A macro for Emacs Lisp to replace deeply nested callback chains with nice callback pipelines.

The Problem

As usual, it started with a tiny piece of ugly code:

(bd-create-stage datafile-id
                 (lambda (stage-id)
                   (bd-insert-rows stage-id
                                   [[10 20 30] [40 50 60]]
                                   (lambda (stage-id)
                                     (bd-commit-stage stage-id
                                                      #'ignore)))))

The snippet above is basically a callback chain. When bd-create-stage finishes its work, it calls the first lambda, which calls bd-insert-rows with the second lambda as its callback argument, and so on – until it all stops at the ignore function.

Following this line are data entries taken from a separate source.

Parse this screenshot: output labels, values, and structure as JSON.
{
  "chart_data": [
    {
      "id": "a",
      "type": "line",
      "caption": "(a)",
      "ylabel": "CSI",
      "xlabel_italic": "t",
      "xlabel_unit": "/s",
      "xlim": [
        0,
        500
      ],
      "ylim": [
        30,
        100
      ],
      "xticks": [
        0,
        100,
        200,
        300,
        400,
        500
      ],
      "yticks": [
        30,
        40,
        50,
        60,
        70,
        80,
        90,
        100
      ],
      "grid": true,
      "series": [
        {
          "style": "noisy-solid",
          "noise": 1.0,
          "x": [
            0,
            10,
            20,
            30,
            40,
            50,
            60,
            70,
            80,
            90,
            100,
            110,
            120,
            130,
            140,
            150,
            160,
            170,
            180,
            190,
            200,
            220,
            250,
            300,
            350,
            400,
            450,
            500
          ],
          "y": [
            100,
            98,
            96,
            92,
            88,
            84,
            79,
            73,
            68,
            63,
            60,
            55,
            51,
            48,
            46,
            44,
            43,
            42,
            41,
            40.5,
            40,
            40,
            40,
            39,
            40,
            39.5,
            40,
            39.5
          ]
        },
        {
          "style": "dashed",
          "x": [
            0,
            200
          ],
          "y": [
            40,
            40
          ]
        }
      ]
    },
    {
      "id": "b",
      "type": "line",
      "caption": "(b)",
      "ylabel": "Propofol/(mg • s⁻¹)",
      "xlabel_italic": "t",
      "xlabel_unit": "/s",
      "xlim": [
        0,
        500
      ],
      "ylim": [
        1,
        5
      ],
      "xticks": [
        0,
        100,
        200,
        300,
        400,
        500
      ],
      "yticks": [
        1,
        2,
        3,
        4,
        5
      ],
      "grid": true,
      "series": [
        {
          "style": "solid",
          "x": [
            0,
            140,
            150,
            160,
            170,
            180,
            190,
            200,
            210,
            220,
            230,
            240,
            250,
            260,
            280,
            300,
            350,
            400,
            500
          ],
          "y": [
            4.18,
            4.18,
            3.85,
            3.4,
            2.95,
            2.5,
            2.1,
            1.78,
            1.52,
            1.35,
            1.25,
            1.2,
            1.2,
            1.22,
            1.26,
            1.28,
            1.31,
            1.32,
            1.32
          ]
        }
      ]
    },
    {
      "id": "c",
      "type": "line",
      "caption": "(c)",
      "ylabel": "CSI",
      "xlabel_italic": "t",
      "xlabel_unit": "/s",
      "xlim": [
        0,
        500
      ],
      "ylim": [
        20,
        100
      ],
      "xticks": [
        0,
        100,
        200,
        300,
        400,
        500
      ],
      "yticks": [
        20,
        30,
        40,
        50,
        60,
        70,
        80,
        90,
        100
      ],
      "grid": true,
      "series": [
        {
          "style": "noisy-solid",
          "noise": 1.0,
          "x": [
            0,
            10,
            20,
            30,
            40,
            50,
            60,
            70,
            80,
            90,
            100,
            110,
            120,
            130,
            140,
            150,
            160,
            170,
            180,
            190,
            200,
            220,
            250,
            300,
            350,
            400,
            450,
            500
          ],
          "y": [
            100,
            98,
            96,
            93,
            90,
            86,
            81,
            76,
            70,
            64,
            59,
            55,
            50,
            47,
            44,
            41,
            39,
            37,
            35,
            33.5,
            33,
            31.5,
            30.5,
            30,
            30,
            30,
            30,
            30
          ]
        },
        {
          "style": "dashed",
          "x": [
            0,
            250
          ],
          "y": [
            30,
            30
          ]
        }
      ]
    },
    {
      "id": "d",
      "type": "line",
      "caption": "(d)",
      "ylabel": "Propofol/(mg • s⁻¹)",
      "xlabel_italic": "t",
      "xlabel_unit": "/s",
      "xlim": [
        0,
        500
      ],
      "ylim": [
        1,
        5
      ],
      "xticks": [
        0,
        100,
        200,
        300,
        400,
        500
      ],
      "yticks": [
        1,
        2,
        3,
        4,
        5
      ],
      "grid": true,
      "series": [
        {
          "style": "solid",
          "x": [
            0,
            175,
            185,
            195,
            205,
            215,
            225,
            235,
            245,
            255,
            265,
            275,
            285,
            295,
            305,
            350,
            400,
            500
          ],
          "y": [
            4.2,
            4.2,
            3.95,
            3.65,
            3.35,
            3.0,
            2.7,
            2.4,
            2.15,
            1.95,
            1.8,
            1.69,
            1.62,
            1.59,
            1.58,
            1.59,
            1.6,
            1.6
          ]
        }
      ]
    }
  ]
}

I wanted to rewrite it as something like this:

(=> datafile-id
    (bd-create-stage it next)
    (bd-insert-rows  it [[1 2 3 4 5] [6 7 8 9 0]] next)
    (bd-commit-stage it next))

An Idea

Each line in the snippet above could be wrapped in a lambda, like this:

(=> datafile-id
    (lambda (next it)
      (bd-create-stage it next))
    (lambda (next it)
      (bd-insert-rows it [[1 2 3 4 5] [6 7 8 9 0]] next)
    (lambda (next it)
      (bd-commit-stage it next))))

Then it would somehow call each function in the list with the following parameters:

  1. next function in the list as the first parameter, and
  2. the result of the previous function execution as the second parameter.

The Solution

This function chaining thing looks a lot like binary function fold:

(defun chain2 (f1 f2)
  (apply-partially f1 f2))

(defun chain (&rest fns)
  (if fns
      (reduce #'chain2 fns :from-end t)
    #'identity))

Applying chain to a function list creates a new function taking one parameter and passing it through the whole function list, much like the -> macro does.

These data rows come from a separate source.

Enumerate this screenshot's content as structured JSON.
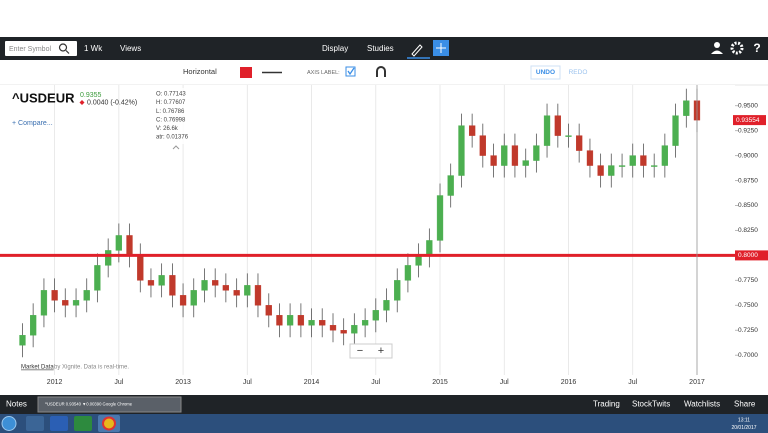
{
  "toolbar": {
    "symbol_placeholder": "Enter Symbol",
    "interval": "1 Wk",
    "views": "Views",
    "display": "Display",
    "studies": "Studies"
  },
  "drawing_bar": {
    "tool": "Horizontal",
    "axis_label": "AXIS LABEL:",
    "undo": "UNDO",
    "redo": "REDO"
  },
  "quote": {
    "symbol": "^USDEUR",
    "price": "0.9355",
    "change": "0.0040 (-0.42%)",
    "compare": "+ Compare..."
  },
  "info": {
    "rows": [
      "O: 0.77143",
      "H: 0.77607",
      "L: 0.76786",
      "C: 0.76998",
      "V: 26.6k",
      "atr: 0.01376"
    ]
  },
  "chart_data": {
    "type": "candlestick",
    "x": [
      2011.75,
      2011.833,
      2011.917,
      2012,
      2012.083,
      2012.167,
      2012.25,
      2012.333,
      2012.417,
      2012.5,
      2012.583,
      2012.667,
      2012.75,
      2012.833,
      2012.917,
      2013,
      2013.083,
      2013.167,
      2013.25,
      2013.333,
      2013.417,
      2013.5,
      2013.583,
      2013.667,
      2013.75,
      2013.833,
      2013.917,
      2014,
      2014.083,
      2014.167,
      2014.25,
      2014.333,
      2014.417,
      2014.5,
      2014.583,
      2014.667,
      2014.75,
      2014.833,
      2014.917,
      2015,
      2015.083,
      2015.167,
      2015.25,
      2015.333,
      2015.417,
      2015.5,
      2015.583,
      2015.667,
      2015.75,
      2015.833,
      2015.917,
      2016,
      2016.083,
      2016.167,
      2016.25,
      2016.333,
      2016.417,
      2016.5,
      2016.583,
      2016.667,
      2016.75,
      2016.833,
      2016.917,
      2017
    ],
    "open": [
      0.71,
      0.72,
      0.74,
      0.765,
      0.755,
      0.75,
      0.755,
      0.765,
      0.79,
      0.805,
      0.82,
      0.8,
      0.775,
      0.77,
      0.78,
      0.76,
      0.75,
      0.765,
      0.775,
      0.77,
      0.765,
      0.76,
      0.77,
      0.75,
      0.74,
      0.73,
      0.74,
      0.73,
      0.735,
      0.73,
      0.725,
      0.722,
      0.73,
      0.735,
      0.745,
      0.755,
      0.775,
      0.79,
      0.8,
      0.815,
      0.86,
      0.88,
      0.93,
      0.92,
      0.9,
      0.89,
      0.91,
      0.89,
      0.895,
      0.91,
      0.94,
      0.92,
      0.92,
      0.905,
      0.89,
      0.88,
      0.89,
      0.89,
      0.9,
      0.89,
      0.89,
      0.91,
      0.94,
      0.955
    ],
    "high": [
      0.732,
      0.752,
      0.777,
      0.777,
      0.767,
      0.767,
      0.777,
      0.802,
      0.817,
      0.832,
      0.832,
      0.812,
      0.787,
      0.792,
      0.792,
      0.772,
      0.777,
      0.787,
      0.787,
      0.782,
      0.777,
      0.782,
      0.782,
      0.762,
      0.752,
      0.752,
      0.752,
      0.747,
      0.747,
      0.742,
      0.737,
      0.742,
      0.747,
      0.757,
      0.767,
      0.787,
      0.802,
      0.812,
      0.827,
      0.872,
      0.892,
      0.942,
      0.942,
      0.932,
      0.912,
      0.922,
      0.922,
      0.907,
      0.922,
      0.952,
      0.952,
      0.932,
      0.932,
      0.917,
      0.902,
      0.902,
      0.902,
      0.912,
      0.912,
      0.902,
      0.922,
      0.952,
      0.967,
      0.967
    ],
    "low": [
      0.698,
      0.708,
      0.728,
      0.743,
      0.738,
      0.738,
      0.743,
      0.753,
      0.778,
      0.793,
      0.788,
      0.763,
      0.758,
      0.758,
      0.748,
      0.738,
      0.738,
      0.753,
      0.758,
      0.753,
      0.748,
      0.748,
      0.738,
      0.728,
      0.718,
      0.718,
      0.718,
      0.718,
      0.718,
      0.713,
      0.71,
      0.71,
      0.718,
      0.723,
      0.733,
      0.743,
      0.763,
      0.778,
      0.788,
      0.803,
      0.848,
      0.868,
      0.908,
      0.888,
      0.878,
      0.878,
      0.878,
      0.878,
      0.883,
      0.898,
      0.908,
      0.908,
      0.893,
      0.878,
      0.868,
      0.868,
      0.878,
      0.878,
      0.878,
      0.878,
      0.878,
      0.898,
      0.928,
      0.9235
    ],
    "close": [
      0.72,
      0.74,
      0.765,
      0.755,
      0.75,
      0.755,
      0.765,
      0.79,
      0.805,
      0.82,
      0.8,
      0.775,
      0.77,
      0.78,
      0.76,
      0.75,
      0.765,
      0.775,
      0.77,
      0.765,
      0.76,
      0.77,
      0.75,
      0.74,
      0.73,
      0.74,
      0.73,
      0.735,
      0.73,
      0.725,
      0.722,
      0.73,
      0.735,
      0.745,
      0.755,
      0.775,
      0.79,
      0.8,
      0.815,
      0.86,
      0.88,
      0.93,
      0.92,
      0.9,
      0.89,
      0.91,
      0.89,
      0.895,
      0.91,
      0.94,
      0.92,
      0.92,
      0.905,
      0.89,
      0.88,
      0.89,
      0.89,
      0.9,
      0.89,
      0.89,
      0.91,
      0.94,
      0.955,
      0.9355
    ],
    "up_color": "#4caf50",
    "down_color": "#c0392b",
    "xlim": [
      2011.575,
      2017.296
    ],
    "ylim": [
      0.6802,
      0.9707
    ],
    "xticks": [
      {
        "value": 2012,
        "label": "2012"
      },
      {
        "value": 2012.5,
        "label": "Jul"
      },
      {
        "value": 2013,
        "label": "2013"
      },
      {
        "value": 2013.5,
        "label": "Jul"
      },
      {
        "value": 2014,
        "label": "2014"
      },
      {
        "value": 2014.5,
        "label": "Jul"
      },
      {
        "value": 2015,
        "label": "2015"
      },
      {
        "value": 2015.5,
        "label": "Jul"
      },
      {
        "value": 2016,
        "label": "2016"
      },
      {
        "value": 2016.5,
        "label": "Jul"
      },
      {
        "value": 2017,
        "label": "2017"
      }
    ],
    "yticks": [
      {
        "value": 0.7,
        "label": "0.7000"
      },
      {
        "value": 0.725,
        "label": "0.7250"
      },
      {
        "value": 0.75,
        "label": "0.7500"
      },
      {
        "value": 0.775,
        "label": "0.7750"
      },
      {
        "value": 0.825,
        "label": "0.8250"
      },
      {
        "value": 0.85,
        "label": "0.8500"
      },
      {
        "value": 0.875,
        "label": "0.8750"
      },
      {
        "value": 0.9,
        "label": "0.9000"
      },
      {
        "value": 0.925,
        "label": "0.9250"
      },
      {
        "value": 0.95,
        "label": "0.9500"
      }
    ],
    "grid": "x",
    "hline": {
      "value": 0.8,
      "label": "0.8000",
      "color": "#e0202a"
    },
    "last_price": {
      "value": 0.93554,
      "label": "0.93554",
      "color": "#e0202a"
    }
  },
  "attribution": {
    "link": "Market Data",
    "text": "by Xignite. Data is real-time."
  },
  "zoom": {
    "out": "−",
    "in": "+"
  },
  "footer": {
    "notes": "Notes",
    "task": "^USDEUR 0.93540 ▼0.00390 Google Chrome",
    "links": [
      "Trading",
      "StockTwits",
      "Watchlists",
      "Share"
    ]
  },
  "taskbar": {
    "time": "13:11",
    "date": "20/01/2017"
  }
}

In fact, this is enough to start working on the macro.

(defmacro => (initial &rest forms)
  `(funcall ,(build-form-chain forms) ,initial))

The build-form-chain function wraps each form into a lambda and then chains them together:

(defun build-form-chain (forms)
  `(apply #'chain
          (list ,@(mapcar #'build-form-link forms) #'ignore)))

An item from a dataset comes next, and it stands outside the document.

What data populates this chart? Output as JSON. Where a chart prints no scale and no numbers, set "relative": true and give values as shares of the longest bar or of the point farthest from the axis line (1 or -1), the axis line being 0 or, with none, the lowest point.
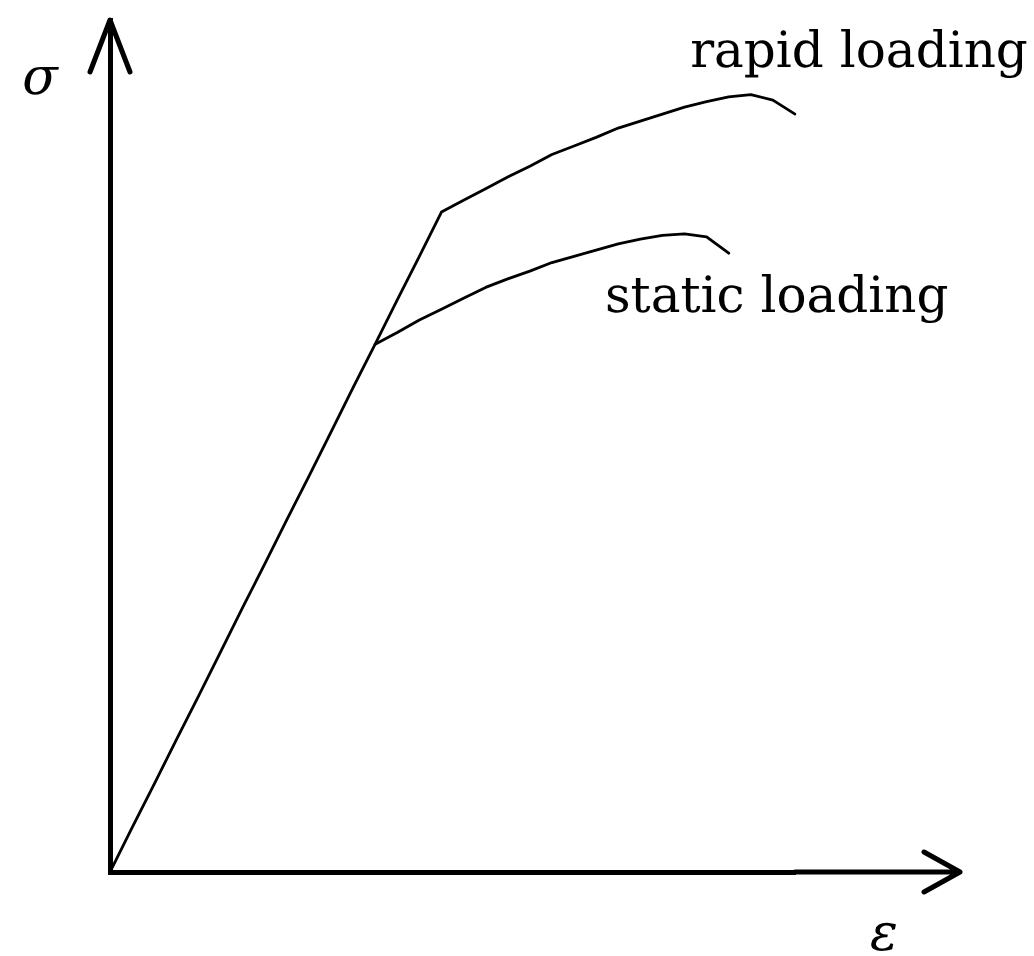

At the end it adds ignore as a terminator. The terminator is necessary because the last callback’s result is almost always ignored.

The build-form-link implementation is trivial:

(defun build-form-link (form)
  `(lambda (next it) ,form))

Done! Here’s the full source for your convenience:

(defun chain2 (f1 f2)
  (apply-partially f1 f2))

(defun chain (&rest fns)
  (if fns
      (reduce #'chain2 fns :from-end t)
    #'identity))

(defun build-form-link (form)
  `(lambda (next it) ,form))

(defun build-form-chain (forms)
  `(apply #'chain
          (list ,@(mapcar #'build-form-link forms) #'ignore)))

(defmacro => (initial &rest forms)
  `(funcall ,(build-form-chain forms) ,initial))

Now let’s see how the macro expands:

ELISP> (macroexpand
     '(=> datafile-id
          (bd-create-stage it next)
          (bd-insert-rows  it [[1 2 3 4 5] [6 7 8 9 0]] next)
          (bd-commit-stage it next)))

(funcall (apply (function chain)
                (list (lambda (next it)
                        (bd-create-stage it next))
                      (lambda (next it)
                        (bd-insert-rows it [[1 2 3 4 5] [6 7 8 9 0]] next))
                      (lambda (next it)
                        (bd-commit-stage it next))
                      (function ignore)))
          datafile-id)

Exactly as intended.

This macro covers 95% of my callback chaining needs. For the rest 5% there is the all-powerful deferred.el library.